“To improve is to change; to be perfect is to change often.”
– Winston Churchill
We’ve talked about the fear of change and the benefits of it, but sometimes understanding these things aren’t enough to accept it or to even want to change.
As human beings, it is in our nature to evolve — to change. It’s how we move forward and how we create new and better things.
Though you have to be willing to change and understand that there needs to be a change before you can make any real progress towards changing for the better.
A lot of people say “It’s time for a change” or that they want to change, then these same people fall back into the exact same habits they’ve been trying to change.
Allowing yourself to move forward is as difficult or as simple and you’re willing to make it. If you are really struggling with change, yet have the desire to change, you’re really going to need to work at it. The saying “You can’t teach an old dog new tricks” exists for a reason: it’s difficult to break ourselves of the habits we’ve grown accustomed to.
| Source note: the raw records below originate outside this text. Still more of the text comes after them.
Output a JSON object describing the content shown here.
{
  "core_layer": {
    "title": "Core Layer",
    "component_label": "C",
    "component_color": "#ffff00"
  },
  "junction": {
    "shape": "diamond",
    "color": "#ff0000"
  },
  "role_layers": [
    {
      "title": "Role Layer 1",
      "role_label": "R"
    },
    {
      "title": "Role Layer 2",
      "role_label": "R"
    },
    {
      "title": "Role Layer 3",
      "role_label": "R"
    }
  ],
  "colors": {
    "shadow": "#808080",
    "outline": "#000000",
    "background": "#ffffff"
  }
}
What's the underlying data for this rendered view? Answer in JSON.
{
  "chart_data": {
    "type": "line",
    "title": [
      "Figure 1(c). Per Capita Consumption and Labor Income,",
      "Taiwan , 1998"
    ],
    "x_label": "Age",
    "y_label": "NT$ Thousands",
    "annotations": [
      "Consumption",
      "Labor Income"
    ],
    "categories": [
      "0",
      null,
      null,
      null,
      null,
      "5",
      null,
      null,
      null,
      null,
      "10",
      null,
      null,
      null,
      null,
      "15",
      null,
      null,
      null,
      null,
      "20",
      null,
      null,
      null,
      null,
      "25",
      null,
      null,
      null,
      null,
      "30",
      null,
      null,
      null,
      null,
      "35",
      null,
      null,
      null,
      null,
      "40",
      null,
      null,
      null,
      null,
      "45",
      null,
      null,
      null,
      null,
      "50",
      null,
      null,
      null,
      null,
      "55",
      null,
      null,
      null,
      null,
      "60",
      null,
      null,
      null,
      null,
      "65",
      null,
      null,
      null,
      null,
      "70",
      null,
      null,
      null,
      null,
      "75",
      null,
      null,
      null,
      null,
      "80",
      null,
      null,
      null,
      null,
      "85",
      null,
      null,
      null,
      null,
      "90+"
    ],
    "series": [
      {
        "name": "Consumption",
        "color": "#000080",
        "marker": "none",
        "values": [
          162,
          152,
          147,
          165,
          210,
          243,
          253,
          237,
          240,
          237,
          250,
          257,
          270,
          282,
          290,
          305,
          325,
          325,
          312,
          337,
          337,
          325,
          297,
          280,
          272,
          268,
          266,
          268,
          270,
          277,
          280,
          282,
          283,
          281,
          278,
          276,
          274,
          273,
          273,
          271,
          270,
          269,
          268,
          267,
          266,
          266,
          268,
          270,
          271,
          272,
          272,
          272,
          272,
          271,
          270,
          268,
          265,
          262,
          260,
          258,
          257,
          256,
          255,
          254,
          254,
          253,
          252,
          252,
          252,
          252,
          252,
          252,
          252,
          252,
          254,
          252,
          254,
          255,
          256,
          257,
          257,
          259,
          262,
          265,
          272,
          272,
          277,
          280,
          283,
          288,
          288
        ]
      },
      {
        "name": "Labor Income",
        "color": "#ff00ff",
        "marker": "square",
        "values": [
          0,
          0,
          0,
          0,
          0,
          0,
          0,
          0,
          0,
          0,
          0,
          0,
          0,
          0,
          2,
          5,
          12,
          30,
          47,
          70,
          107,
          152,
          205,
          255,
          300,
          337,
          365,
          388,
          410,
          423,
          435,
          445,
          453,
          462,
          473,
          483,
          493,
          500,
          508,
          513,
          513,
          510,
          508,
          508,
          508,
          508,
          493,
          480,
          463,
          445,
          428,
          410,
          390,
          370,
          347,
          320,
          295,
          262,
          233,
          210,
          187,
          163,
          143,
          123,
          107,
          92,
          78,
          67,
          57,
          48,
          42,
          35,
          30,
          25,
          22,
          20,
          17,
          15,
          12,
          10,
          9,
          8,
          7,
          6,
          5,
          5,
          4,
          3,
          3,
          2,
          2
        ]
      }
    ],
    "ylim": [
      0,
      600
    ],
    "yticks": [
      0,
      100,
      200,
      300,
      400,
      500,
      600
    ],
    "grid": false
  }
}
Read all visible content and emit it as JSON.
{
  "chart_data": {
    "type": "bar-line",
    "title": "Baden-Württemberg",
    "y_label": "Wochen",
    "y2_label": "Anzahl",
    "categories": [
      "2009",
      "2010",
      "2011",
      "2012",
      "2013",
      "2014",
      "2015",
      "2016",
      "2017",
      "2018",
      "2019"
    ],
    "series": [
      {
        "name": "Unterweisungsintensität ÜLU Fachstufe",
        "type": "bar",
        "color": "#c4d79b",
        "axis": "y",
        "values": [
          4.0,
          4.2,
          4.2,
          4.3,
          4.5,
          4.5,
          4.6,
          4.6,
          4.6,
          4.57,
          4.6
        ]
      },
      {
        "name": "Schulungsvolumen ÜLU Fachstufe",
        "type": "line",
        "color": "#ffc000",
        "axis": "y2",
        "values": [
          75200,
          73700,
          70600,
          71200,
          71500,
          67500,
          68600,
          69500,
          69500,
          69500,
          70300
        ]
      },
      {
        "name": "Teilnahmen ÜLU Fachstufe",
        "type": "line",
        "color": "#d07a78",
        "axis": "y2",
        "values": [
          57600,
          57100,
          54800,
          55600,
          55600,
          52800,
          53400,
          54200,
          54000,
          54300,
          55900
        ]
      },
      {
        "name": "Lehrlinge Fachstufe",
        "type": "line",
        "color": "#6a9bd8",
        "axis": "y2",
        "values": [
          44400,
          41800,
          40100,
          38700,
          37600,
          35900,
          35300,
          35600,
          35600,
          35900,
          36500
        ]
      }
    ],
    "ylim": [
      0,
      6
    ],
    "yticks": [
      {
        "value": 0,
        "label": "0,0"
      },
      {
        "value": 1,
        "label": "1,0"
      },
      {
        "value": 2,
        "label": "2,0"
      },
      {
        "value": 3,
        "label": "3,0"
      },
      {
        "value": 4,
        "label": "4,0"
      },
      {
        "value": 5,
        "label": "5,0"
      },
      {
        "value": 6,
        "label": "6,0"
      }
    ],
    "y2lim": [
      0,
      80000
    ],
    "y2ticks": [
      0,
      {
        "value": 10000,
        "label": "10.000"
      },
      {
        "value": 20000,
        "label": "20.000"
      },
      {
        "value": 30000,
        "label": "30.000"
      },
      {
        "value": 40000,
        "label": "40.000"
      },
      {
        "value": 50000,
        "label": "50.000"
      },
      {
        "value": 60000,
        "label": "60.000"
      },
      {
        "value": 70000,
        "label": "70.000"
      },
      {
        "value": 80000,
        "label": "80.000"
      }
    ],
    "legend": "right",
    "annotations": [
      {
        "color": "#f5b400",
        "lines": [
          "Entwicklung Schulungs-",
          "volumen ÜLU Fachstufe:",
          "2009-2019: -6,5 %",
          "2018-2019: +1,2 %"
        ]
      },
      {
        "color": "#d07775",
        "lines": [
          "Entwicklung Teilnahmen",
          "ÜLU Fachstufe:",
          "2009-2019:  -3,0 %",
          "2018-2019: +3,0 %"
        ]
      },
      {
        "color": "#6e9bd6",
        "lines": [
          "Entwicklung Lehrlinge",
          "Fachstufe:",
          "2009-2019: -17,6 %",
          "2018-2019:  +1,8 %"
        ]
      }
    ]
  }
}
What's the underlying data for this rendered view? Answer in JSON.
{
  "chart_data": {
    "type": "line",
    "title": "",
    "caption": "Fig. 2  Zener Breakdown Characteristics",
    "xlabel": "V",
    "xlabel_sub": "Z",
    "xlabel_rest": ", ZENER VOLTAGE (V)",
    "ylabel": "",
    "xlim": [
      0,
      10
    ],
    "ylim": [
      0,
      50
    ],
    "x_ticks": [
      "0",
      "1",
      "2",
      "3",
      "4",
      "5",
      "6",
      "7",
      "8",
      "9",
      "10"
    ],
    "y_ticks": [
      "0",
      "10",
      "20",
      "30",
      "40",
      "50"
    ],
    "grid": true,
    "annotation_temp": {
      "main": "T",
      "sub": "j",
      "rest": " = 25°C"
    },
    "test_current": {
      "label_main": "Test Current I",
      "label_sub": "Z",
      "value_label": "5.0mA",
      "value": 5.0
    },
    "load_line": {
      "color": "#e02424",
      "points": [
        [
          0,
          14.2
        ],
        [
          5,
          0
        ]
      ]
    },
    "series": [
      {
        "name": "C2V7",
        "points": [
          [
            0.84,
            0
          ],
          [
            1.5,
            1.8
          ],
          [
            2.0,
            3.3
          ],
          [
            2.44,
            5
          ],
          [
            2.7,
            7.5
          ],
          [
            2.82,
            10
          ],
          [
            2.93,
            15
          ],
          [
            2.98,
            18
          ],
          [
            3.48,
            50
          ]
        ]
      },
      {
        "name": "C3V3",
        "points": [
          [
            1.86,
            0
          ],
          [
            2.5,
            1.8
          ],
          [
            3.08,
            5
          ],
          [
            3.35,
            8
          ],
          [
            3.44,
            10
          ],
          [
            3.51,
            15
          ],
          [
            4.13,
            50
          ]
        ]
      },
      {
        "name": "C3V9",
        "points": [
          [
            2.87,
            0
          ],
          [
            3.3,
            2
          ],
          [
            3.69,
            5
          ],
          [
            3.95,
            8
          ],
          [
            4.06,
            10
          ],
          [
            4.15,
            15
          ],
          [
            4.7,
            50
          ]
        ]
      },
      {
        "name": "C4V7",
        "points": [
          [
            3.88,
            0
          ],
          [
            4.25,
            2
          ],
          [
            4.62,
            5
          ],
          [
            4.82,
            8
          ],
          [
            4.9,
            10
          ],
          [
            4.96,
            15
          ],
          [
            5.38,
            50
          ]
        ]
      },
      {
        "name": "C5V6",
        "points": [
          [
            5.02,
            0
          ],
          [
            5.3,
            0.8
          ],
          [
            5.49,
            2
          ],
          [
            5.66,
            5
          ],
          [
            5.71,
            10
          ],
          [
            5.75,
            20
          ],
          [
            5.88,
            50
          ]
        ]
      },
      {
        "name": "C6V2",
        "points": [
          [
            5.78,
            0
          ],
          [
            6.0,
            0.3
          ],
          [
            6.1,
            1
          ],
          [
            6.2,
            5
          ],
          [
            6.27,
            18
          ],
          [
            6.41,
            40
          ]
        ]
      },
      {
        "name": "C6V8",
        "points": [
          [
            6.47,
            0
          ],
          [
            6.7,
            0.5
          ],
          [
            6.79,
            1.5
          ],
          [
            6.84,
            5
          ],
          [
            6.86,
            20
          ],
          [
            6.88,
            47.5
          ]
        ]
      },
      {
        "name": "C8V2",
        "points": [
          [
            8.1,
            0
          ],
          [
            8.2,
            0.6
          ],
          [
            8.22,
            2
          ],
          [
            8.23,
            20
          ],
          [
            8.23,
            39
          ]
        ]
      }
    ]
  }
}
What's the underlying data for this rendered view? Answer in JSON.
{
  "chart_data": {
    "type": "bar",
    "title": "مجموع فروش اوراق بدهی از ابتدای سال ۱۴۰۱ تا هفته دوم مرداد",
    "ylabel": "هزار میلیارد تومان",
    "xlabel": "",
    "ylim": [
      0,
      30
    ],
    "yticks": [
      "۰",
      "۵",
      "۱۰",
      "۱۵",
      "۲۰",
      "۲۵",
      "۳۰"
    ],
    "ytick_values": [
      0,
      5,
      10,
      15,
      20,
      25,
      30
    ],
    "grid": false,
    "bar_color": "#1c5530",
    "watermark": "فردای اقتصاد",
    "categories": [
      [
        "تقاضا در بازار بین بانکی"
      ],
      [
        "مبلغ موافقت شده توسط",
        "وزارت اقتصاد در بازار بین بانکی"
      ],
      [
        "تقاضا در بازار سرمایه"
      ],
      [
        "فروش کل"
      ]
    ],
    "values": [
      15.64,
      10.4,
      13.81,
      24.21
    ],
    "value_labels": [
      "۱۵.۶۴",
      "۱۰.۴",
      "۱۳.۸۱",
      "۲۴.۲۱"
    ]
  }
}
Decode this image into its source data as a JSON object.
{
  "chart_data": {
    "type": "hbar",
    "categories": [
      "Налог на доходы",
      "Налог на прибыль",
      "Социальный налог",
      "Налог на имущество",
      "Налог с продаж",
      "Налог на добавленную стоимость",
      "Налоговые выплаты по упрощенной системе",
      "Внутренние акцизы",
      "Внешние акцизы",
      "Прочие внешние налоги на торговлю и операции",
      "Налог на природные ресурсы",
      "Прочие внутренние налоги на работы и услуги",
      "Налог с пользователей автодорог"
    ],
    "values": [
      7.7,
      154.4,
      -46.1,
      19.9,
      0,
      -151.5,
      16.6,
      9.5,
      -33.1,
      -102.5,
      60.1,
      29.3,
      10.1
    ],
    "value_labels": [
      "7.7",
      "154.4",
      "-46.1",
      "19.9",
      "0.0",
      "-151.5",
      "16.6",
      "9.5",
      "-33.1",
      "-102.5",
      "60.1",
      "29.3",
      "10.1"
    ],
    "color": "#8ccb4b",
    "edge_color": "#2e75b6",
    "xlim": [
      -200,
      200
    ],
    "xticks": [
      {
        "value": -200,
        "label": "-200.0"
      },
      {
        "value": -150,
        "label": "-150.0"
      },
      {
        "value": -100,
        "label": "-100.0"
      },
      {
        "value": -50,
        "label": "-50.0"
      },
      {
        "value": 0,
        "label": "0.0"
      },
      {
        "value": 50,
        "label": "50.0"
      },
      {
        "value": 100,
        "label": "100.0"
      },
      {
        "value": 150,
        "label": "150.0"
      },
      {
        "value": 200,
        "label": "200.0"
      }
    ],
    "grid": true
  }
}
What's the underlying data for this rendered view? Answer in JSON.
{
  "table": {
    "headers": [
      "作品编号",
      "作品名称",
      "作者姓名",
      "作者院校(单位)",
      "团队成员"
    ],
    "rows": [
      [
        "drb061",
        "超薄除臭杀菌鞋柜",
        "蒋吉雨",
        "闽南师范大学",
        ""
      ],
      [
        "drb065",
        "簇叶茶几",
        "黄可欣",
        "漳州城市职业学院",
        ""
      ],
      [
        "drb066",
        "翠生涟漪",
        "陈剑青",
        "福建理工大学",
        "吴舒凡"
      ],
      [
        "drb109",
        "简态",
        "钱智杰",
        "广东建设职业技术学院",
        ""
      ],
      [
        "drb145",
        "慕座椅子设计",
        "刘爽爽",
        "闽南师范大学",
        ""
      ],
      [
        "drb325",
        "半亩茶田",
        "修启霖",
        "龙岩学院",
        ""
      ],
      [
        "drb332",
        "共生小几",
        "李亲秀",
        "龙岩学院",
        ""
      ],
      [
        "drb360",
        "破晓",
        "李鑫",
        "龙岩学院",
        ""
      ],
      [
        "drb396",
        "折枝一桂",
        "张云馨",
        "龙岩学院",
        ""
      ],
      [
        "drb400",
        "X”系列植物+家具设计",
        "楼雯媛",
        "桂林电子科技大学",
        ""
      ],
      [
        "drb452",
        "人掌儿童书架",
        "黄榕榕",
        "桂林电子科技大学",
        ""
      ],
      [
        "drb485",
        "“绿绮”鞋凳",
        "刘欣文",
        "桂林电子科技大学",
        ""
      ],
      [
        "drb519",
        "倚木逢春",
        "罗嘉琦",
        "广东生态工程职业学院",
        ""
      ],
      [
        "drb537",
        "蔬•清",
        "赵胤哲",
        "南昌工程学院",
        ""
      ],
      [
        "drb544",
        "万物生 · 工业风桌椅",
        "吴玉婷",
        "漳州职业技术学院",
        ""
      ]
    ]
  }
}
If I’d like to be more sociable, I would need to break myself of my habit of quietly sitting in the back of the room and not really engaging anyone. And I can’t just say, “This is the day I where I erase all of my fears and anti-social behaviors” and be done with the whole thing. I need to practice being more social. I need to practice being more build myself up in order to break myself of the anti-social tendencies I’ve accrued.
Forbes has a few wonderful tips on how to break yourself of the habits that most people wish they could change about themselves. The article gives you advice on how to improve your optimism, self-awareness, focus, social skills, emotions, and your compassion. However, all of these things have one thing in common: they require you to actively work at improving them.
You must consistently adjust your thoughts in order to improve your optimism; you have to meditate on yourself to improve your awareness; you have to train yourself to focus on one thing for a short period of time every day; you must train yourself to understand body language and social cues in order to improve your social skills; you have to actively calm yourself when you begin to feel very emotional; and you have to regularly imagine how others feel in order to improve your compassion.
These things take time and they take work. The sooner you take the time to begin bettering yourself, the sooner you’ll start noticing a change in yourself. The only person you can rely on to help you change is you. So stop waiting for someone to change you – it’s up to you to be that force for change that you desire!